3. Freedom from doubt. Here again is an underappreciated quality. Modern man is crippled by anxiety, stress, and worry. There are many reasons for this: the lack of support men receive from society today, the lack of clear direction and purpose, and an educational system that destroys their natural instincts and inclinations. He who walks with the purpose and assurance of a conqueror will find he is nearly alone. If you cannot find someone who believes in you, you must believe in yourself. You must become your own supporter. It is always that glimmer of doubt that holds a man back at the crucial moments. We must train ourselves to banish those negative and self-defeating thoughts. Confidence is not easy to come by; I find that it is one of those things that is not a permanent condition. Sometimes we feel it, and sometimes we do not. It is not an end-state that one arrives at and resides forever. It can be snatched away in an instant: and this is why we must constantly be working to reinforce it.

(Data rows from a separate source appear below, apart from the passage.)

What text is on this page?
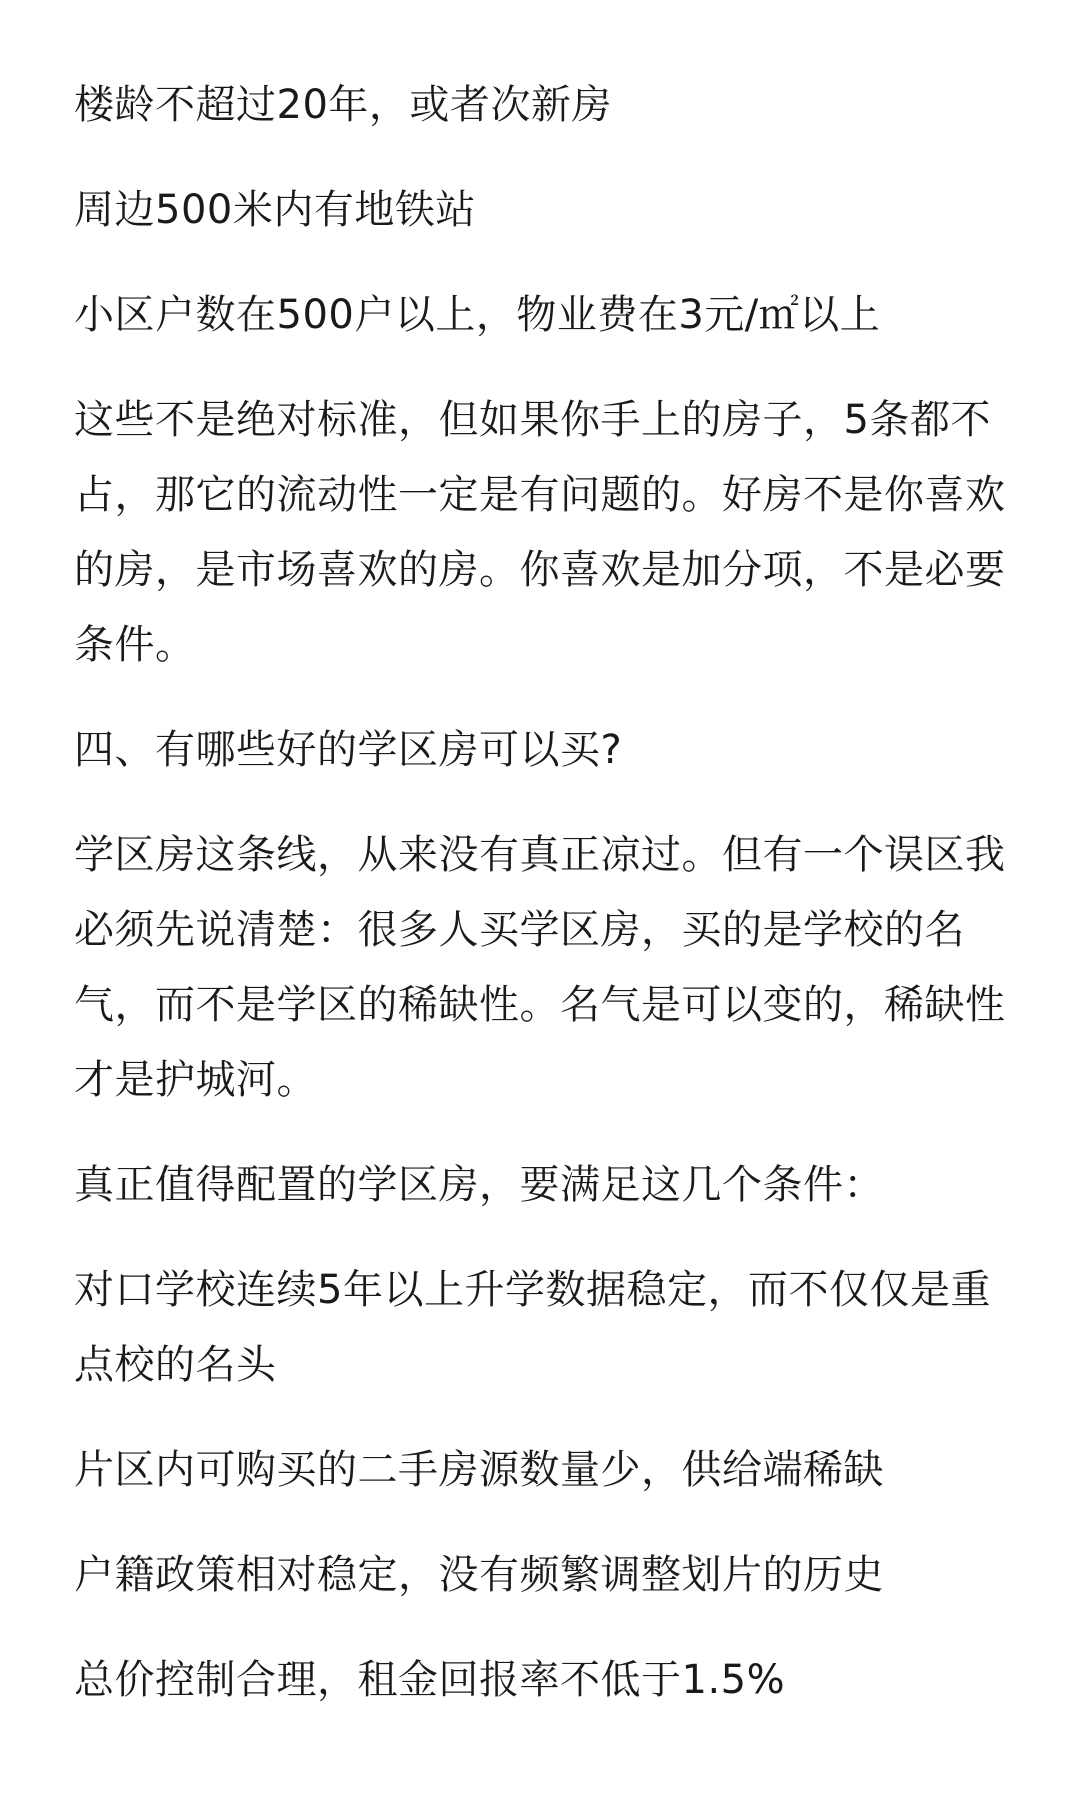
楼龄不超过20年，或者次新房

周边500米内有地铁站

小区户数在500户以上，物业费在3元/㎡以上

这些不是绝对标准，但如果你手上的房子，5条都不占，那它的流动性一定是有问题的。好房不是你喜欢的房，是市场喜欢的房。你喜欢是加分项，不是必要条件。

四、有哪些好的学区房可以买?

学区房这条线，从来没有真正凉过。但有一个误区我必须先说清楚：很多人买学区房，买的是学校的名气，而不是学区的稀缺性。名气是可以变的，稀缺性才是护城河。

真正值得配置的学区房，要满足这几个条件：

对口学校连续5年以上升学数据稳定，而不仅仅是重点校的名头

片区内可购买的二手房源数量少，供给端稀缺

户籍政策相对稳定，没有频繁调整划片的历史

总价控制合理，租金回报率不低于1.5%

4. Generosity of character. This is equivalent to that intangible magnitudo animi (greatness of soul) I discussed in Cicero’s On Duties and On Moral Ends. A man must possess that elusive, intangible quality of “greatness of spirit” if he is to leave his mark on the world in a positive way. It is not easy to define. I see it as a mixture of charisma, generosity, humanity, justice, and goodness, all rolled into one aggregated quality. While it is not easy to define, it is very easy to discern in the lives of history’s great men, whom we have here studied so often.
5. Good conduct. Practical application is the cement that binds together all the qualities mentioned above. For something to make a difference, it must not only be discussed, it must be practiced. Good conduct is nothing more than acting in the right way, that is, acting in a way that is consistent with what we have described above. I do not need to say any more about this.
These, then, are our five protecting companions.